Quando Allman e sua banda de turnê chegaram ao Fame Studios, no complexo Muscle Shoals, Alabama, em 2016, ele já tinha mapeado o que seria seu derradeiro trabalho. Southern Blood se referiria, de forma arrepiante, a aspectos do passado dele. Allman escolheu o Fame por ter sido onde o Hour Glass, sua banda pré-Allman Brothers formada com o falecido irmão Duane, tinha gravado. Durante o mesmo período, Duane cimentou sua reputação no estúdio dando apoio a King Curtis, Wilson Pickett e outros heróis do R&B. “Foi uma maneira de usar o espírito dele”, afirma Was, que entrou para o projeto de forma surpreendente: há alguns anos, Allman mencionou em uma entrevista que o disco seria produzido por Was, que não estava sabendo de nada. “Foi uma jogada muito Gregg”, diz o produtor. “Nunca tínhamos falado sobre isso. Quando o vi [em um show de tributo a Allman], ele perguntou: ‘Topa?’ Só consegui rir, cara”.
Allman esperava compor um novo lote de músicas para o projeto, mas, entre as viagens constantes e os problemas médicos, esse plano foi abandonado em favor de canções que pudessem refletir sua vida. Ele escolheu o pantanoso funk de Johnny Jenkins “Blind Bats and Swamp Rats” porque Duane o tinha gravado com Jenkins. Fechando o círculo, escolheu “Song for Adam”, de Jackson Browne, pois o tinha conhecido em Los Angeles no final dos anos 1960 e eles continuaram amigos próximos. “Isso me mata”, diz Browne sobre a versão, acrescentando que tinha conversado com Allman poucos dias antes de sua morte. “Ele só conseguia sussurrar. Era muito difícil de ouvi-lo. No fim, acabei dizendo ‘Deixa que eu falo’ e disse o quanto sempre o tinha admirado e que era uma pessoa muito importante na minha vida. Fiquei muito honrado por ter cantado minhas músicas.”
Enquanto planejava o projeto, Was sugeriu canções melancólicas, como “Going, Going, Gone”, de Bob Dylan, e “Black Muddy River”, do Grateful Dead (sobre a música de Dylan, um lamento pouco conhecido de Planet Waves, Allman soltou: “Ela é meio sombria, não?”).
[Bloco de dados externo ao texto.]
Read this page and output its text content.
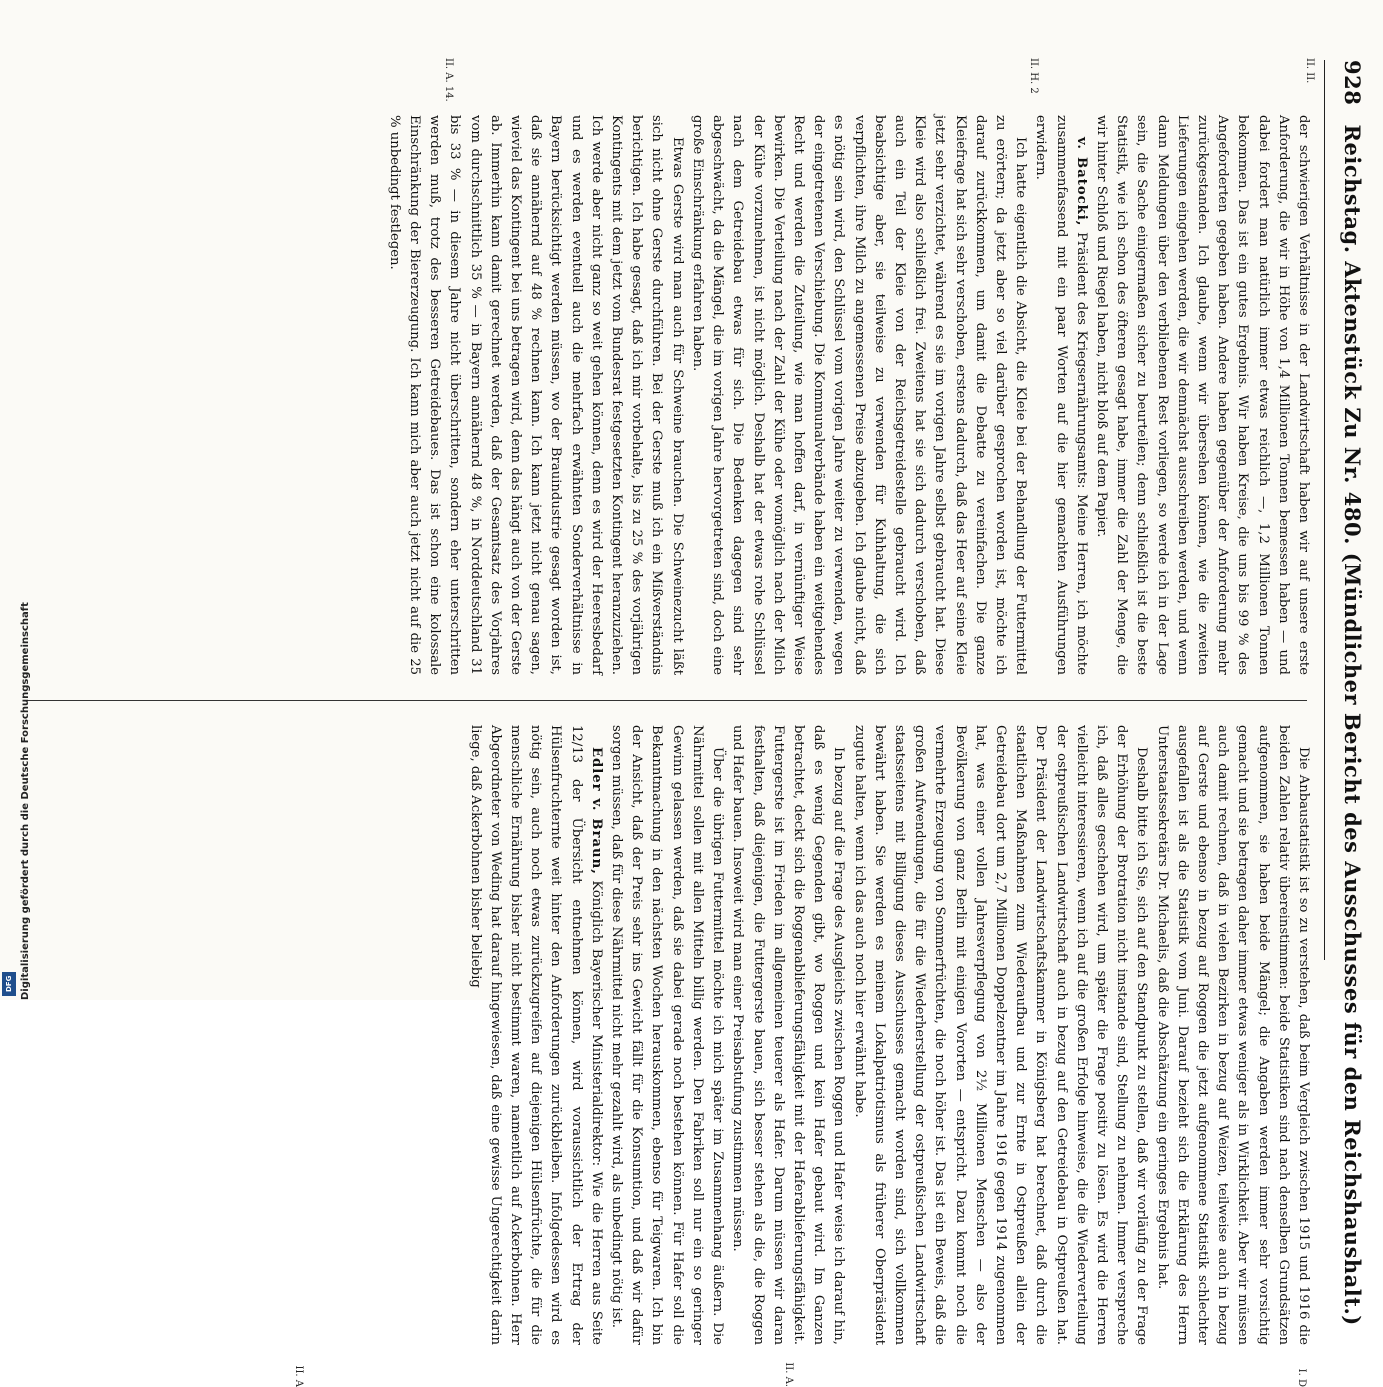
928 Reichstag. Aktenstück Zu Nr. 480. (Mündlicher Bericht des Ausschusses für den Reichshaushalt.)
II. II.
II. H. 2
II. A. 14.

der schwierigen Verhältnisse in der Landwirtschaft haben wir auf unsere erste Anforderung, die wir in Höhe von 1,4 Millionen Tonnen bemessen haben — und dabei fordert man natürlich immer etwas reichlich —, 1,2 Millionen Tonnen bekommen. Das ist ein gutes Ergebnis. Wir haben Kreise, die uns bis 99 % des Angeforderten gegeben haben. Andere haben gegenüber der Anforderung mehr zurückgestanden. Ich glaube, wenn wir übersehen können, wie die zweiten Lieferungen eingehen werden, die wir demnächst ausschreiben werden, und wenn dann Meldungen über den verbliebenen Rest vorliegen, so werde ich in der Lage sein, die Sache einigermaßen sicher zu beurteilen; denn schließlich ist die beste Statistik, wie ich schon des öfteren gesagt habe, immer die Zahl der Menge, die wir hinter Schloß und Riegel haben, nicht bloß auf dem Papier.

v. Batocki, Präsident des Kriegsernährungsamts: Meine Herren, ich möchte zusammenfassend mit ein paar Worten auf die hier gemachten Ausführungen erwidern.

Ich hatte eigentlich die Absicht, die Kleie bei der Behandlung der Futtermittel zu erörtern; da jetzt aber so viel darüber gesprochen worden ist, möchte ich darauf zurückkommen, um damit die Debatte zu vereinfachen. Die ganze Kleiefrage hat sich sehr verschoben, erstens dadurch, daß das Heer auf seine Kleie jetzt sehr verzichtet, während es sie im vorigen Jahre selbst gebraucht hat. Diese Kleie wird also schließlich frei. Zweitens hat sie sich dadurch verschoben, daß auch ein Teil der Kleie von der Reichsgetreidestelle gebraucht wird. Ich beabsichtige aber, sie teilweise zu verwenden für Kuhhaltung, die sich verpflichten, ihre Milch zu angemessenen Preise abzugeben. Ich glaube nicht, daß es nötig sein wird, den Schlüssel vom vorigen Jahre weiter zu verwenden, wegen der eingetretenen Verschiebung. Die Kommunalverbände haben ein weitgehendes Recht und werden die Zuteilung, wie man hoffen darf, in vernünftiger Weise bewirken. Die Verteilung nach der Zahl der Kühe oder womöglich nach der Milch der Kühe vorzunehmen, ist nicht möglich. Deshalb hat der etwas rohe Schlüssel nach dem Getreidebau etwas für sich. Die Bedenken dagegen sind sehr abgeschwächt, da die Mängel, die im vorigen Jahre hervorgetreten sind, doch eine große Einschränkung erfahren haben.

Etwas Gerste wird man auch für Schweine brauchen. Die Schweinezucht läßt sich nicht ohne Gerste durchführen. Bei der Gerste muß ich ein Mißverständnis berichtigen. Ich habe gesagt, daß ich mir vorbehalte, bis zu 25 % des vorjährigen Kontingents mit dem jetzt vom Bundesrat festgesetzten Kontingent heranzuziehen. Ich werde aber nicht ganz so weit gehen können, denn es wird der Heeresbedarf und es werden eventuell auch die mehrfach erwähnten Sonderverhältnisse in Bayern berücksichtigt werden müssen, wo der Brauindustrie gesagt worden ist, daß sie annähernd auf 48 % rechnen kann. Ich kann jetzt nicht genau sagen, wieviel das Kontingent bei uns betragen wird, denn das hängt auch von der Gerste ab. Immerhin kann damit gerechnet werden, daß der Gesamtsatz des Vorjahres vom durchschnittlich 35 % — in Bayern annähernd 48 %, in Norddeutschland 31 bis 33 % — in diesem Jahre nicht überschritten, sondern eher unterschritten werden muß, trotz des besseren Getreidebaues. Das ist schon eine kolossale Einschränkung der Biererzeugung. Ich kann mich aber auch jetzt nicht auf die 25 % unbedingt festlegen.

I. D
II. A.
II. A

Die Anbaustatistik ist so zu verstehen, daß beim Vergleich zwischen 1915 und 1916 die beiden Zahlen relativ übereinstimmen: beide Statistiken sind nach denselben Grundsätzen aufgenommen, sie haben beide Mängel; die Angaben werden immer sehr vorsichtig gemacht und sie betragen daher immer etwas weniger als in Wirklichkeit. Aber wir müssen auch damit rechnen, daß in vielen Bezirken in bezug auf Weizen, teilweise auch in bezug auf Gerste und ebenso in bezug auf Roggen die jetzt aufgenommene Statistik schlechter ausgefallen ist als die Statistik vom Juni. Darauf bezieht sich die Erklärung des Herrn Unterstaatssekretärs Dr. Michaelis, daß die Abschätzung ein geringes Ergebnis hat.

Deshalb bitte ich Sie, sich auf den Standpunkt zu stellen, daß wir vorläufig zu der Frage der Erhöhung der Brotration nicht imstande sind, Stellung zu nehmen. Immer verspreche ich, daß alles geschehen wird, um später die Frage positiv zu lösen. Es wird die Herren vielleicht interessieren, wenn ich auf die großen Erfolge hinweise, die die Wiederverteilung der ostpreußischen Landwirtschaft auch in bezug auf den Getreidebau in Ostpreußen hat. Der Präsident der Landwirtschaftskammer in Königsberg hat berechnet, daß durch die staatlichen Maßnahmen zum Wiederaufbau und zur Ernte in Ostpreußen allein der Getreidebau dort um 2,7 Millionen Doppelzentner im Jahre 1916 gegen 1914 zugenommen hat, was einer vollen Jahresverpflegung von 2½ Millionen Menschen — also der Bevölkerung von ganz Berlin mit einigen Vororten — entspricht. Dazu kommt noch die vermehrte Erzeugung von Sommerfrüchten, die noch höher ist. Das ist ein Beweis, daß die großen Aufwendungen, die für die Wiederherstellung der ostpreußischen Landwirtschaft staatsseitens mit Billigung dieses Ausschusses gemacht worden sind, sich vollkommen bewährt haben. Sie werden es meinem Lokalpatriotismus als früherer Oberpräsident zugute halten, wenn ich das auch noch hier erwähnt habe.

In bezug auf die Frage des Ausgleichs zwischen Roggen und Hafer weise ich darauf hin, daß es wenig Gegenden gibt, wo Roggen und kein Hafer gebaut wird. Im Ganzen betrachtet, deckt sich die Roggenablieferungsfähigkeit mit der Haferablieferungsfähigkeit. Futtergerste ist im Frieden im allgemeinen teuerer als Hafer. Darum müssen wir daran festhalten, daß diejenigen, die Futtergerste bauen, sich besser stehen als die, die Roggen und Hafer bauen. Insoweit wird man einer Preisabstufung zustimmen müssen.

Über die übrigen Futtermittel möchte ich mich später im Zusammenhang äußern. Die Nährmittel sollen mit allen Mitteln billig werden. Den Fabriken soll nur ein so geringer Gewinn gelassen werden, daß sie dabei gerade noch bestehen können. Für Hafer soll die Bekanntmachung in den nächsten Wochen herauskommen, ebenso für Teigwaren. Ich bin der Ansicht, daß der Preis sehr ins Gewicht fällt für die Konsumtion, und daß wir dafür sorgen müssen, daß für diese Nährmittel nicht mehr gezahlt wird, als unbedingt nötig ist.

Edler v. Braun, Königlich Bayerischer Ministerialdirektor: Wie die Herren aus Seite 12/13 der Übersicht entnehmen können, wird voraussichtlich der Ertrag der Hülsenfruchternte weit hinter den Anforderungen zurückbleiben. Infolgedessen wird es nötig sein, auch noch etwas zurückzugreifen auf diejenigen Hülsenfrüchte, die für die menschliche Ernährung bisher nicht bestimmt waren, namentlich auf Ackerbohnen. Herr Abgeordneter von Weding hat darauf hingewiesen, daß eine gewisse Ungerechtigkeit darin liege, daß Ackerbohnen bisher beliebig

Digitalisierung gefördert durch die Deutsche Forschungsgemeinschaft
DFG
Allman e Scott Sharrard coescreveram “My Only True Friend”, que Sharrard começou a compor como se fosse Duane falando com Gregg. “Nunca contei para ele porque não queria assustá-lo”, diz. Sem saber da inspiração, Allman respondeu com um verso como se estivesse respondendo a Duane. “Não é um álbum sobre morrer”, afirma Was. “Gregg estava explicando sua vida e a entendendo.”
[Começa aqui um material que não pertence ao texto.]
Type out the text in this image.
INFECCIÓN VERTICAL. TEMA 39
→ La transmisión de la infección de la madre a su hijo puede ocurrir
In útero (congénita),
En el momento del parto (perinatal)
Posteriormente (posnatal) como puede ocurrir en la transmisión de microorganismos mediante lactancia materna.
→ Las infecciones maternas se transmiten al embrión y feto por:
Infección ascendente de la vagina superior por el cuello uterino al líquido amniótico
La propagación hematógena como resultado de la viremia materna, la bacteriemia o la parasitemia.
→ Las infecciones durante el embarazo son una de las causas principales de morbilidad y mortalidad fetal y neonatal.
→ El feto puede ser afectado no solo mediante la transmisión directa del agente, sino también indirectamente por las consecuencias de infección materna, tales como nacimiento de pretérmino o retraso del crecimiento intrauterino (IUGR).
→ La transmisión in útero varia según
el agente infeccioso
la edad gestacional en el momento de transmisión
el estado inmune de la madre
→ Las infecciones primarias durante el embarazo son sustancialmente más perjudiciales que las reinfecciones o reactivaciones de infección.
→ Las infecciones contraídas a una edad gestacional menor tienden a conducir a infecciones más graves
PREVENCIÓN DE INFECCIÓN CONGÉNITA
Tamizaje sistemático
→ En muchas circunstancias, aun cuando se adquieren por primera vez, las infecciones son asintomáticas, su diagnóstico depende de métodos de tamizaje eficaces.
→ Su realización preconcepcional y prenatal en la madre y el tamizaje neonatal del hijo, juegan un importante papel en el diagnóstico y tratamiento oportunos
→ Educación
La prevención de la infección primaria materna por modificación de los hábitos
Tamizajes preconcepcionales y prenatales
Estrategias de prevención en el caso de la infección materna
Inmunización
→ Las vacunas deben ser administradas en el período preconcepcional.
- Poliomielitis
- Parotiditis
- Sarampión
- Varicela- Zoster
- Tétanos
Quando as sessões começaram, a saúde do músico ditou o ritmo. O trabalho era limitado a quatro horas por dia. “Dava para ver que a saúde dele não estava 100%, mas nunca falamos disso. Acho que ele não queria aceitar a finitude da situação”, lembra Was. O momento mais emotivo foi a gravação de “Song for Adam”, sobre um amigo que morre de repente. Allman engasgou. “Ele nunca conseguiu cantar os dois últimos versos”, diz Was. “Decidimos: ‘Não vamos consertar’.”
Southern Blood estava em seus estágios finais quando a saúde de Allman piorou de vez. Lehman diz que ele lhe deu instruções rigorosas sobre o LP. Queria que saísse no começo de setembro para evitar a chuva de lançamentos de grandes nomes que cai no outono do Hemisfério Norte (sairá em 8 de setembro).
O plano era fazer mais discos, mas o legado termina com Southern Blood. “Queríamos criar um corpo de trabalho como Johnny Cash fez no final da vida”, afirma Lehman. “Achávamos que faríamos quatro ou cinco álbuns de estúdio. Infelizmente só conseguimos gravar dois.”